The events were rolled out on November 1, 2024 with the Form One students engaging in a community giveback in Kingstown where they distributed food packages to homeless persons around the city. Form Two visited early childhood centers where they cleaned, cooked and read stories to preschoolers, while form three’s activity was an environmental clean-up of a beach in Arnos Vale. Form Four and Five students visited homes for the elderly, including the Lewis Punnett Home.
In an interview with SEARCHLIGHT, Father Collin Jackson explained that following the community initiatives, teachers and students conducted a debriefing session where they had the opportunity to discuss their experiences and key lessons learned.

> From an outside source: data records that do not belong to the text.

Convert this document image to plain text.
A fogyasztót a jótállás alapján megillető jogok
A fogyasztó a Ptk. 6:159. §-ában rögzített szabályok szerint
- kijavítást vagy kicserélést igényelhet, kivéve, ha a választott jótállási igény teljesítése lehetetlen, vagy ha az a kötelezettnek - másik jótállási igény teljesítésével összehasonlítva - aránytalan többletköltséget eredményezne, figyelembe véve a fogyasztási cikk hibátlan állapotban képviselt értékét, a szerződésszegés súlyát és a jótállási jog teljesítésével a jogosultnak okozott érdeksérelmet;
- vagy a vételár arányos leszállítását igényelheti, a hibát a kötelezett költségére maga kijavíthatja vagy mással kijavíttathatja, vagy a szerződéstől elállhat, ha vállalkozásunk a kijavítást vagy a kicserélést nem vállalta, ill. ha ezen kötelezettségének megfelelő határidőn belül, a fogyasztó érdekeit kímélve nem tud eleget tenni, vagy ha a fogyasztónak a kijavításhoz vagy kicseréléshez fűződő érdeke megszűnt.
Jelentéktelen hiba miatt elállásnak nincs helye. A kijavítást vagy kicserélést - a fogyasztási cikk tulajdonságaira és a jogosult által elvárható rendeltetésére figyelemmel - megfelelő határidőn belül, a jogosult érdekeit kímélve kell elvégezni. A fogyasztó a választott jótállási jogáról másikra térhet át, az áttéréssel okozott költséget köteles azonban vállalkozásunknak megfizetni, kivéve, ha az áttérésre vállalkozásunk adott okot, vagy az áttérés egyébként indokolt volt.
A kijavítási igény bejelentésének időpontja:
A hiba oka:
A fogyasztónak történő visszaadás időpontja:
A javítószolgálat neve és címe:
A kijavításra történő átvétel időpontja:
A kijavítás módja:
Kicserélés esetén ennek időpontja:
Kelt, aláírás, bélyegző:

Fr Jackson said the students who visited the Lewis Punnett Home, a care facility which houses the indigent elderly, had an eye-opening experience which prompted a moving discussion among the class.
“They got an idea of what-of-life experience is about. It was meant to change their mindsets about what happens in homes. I remember one of the boys saying ‘my mother would never come here’. So I asked what can we do for the people who are here and it started a discussion. Hopefully, we can have projects later on to help a bit more.”
He added, that they believe it is important to safely expose their charges to the challenges that people are faced with in life.
“They are going to be exposed, but they have to be exposed in a safe way … you are then able to help them internalize and reflect on what they are being exposed to, as opposed to leaving them to be exposed to it, and the way in which they take it in, deforms them.”
Principal ,Yohance Gibson, explained that the students are prepped before they head out on their assignments and they are accompanied by teachers.
The give-back initiatives have been running at the school for some time, and are also mounted at Christmas and summer breaks. Principal Gibson said the school recognizes that academics cannot be the sole focus of an educational institution.
“At St Martin’s we really want a grounded, rounded child. That is the goal. While education is important, a child can be very well educated and lack certain principles and values. You might end up an educated thief who knows how to play the system.”
Also noting “our students must be more than just subjects”, Principal Gibson said the goal is to make students aware and prepared for life outside of the schools’ walls.
“They have to operate in our realities and our reality is that there are going to be deviant behaviours … there are going to be people who are marginalized. To be aware of that is to know and do better. We want them to be aware…”.
He issued an appeal for local groups who wish to collaborate with the school in other give-back initiatives for marginalized and vulnerable groups to come forward.
“It is not only the responsibility of the government, or the social groups ,or the health sector.”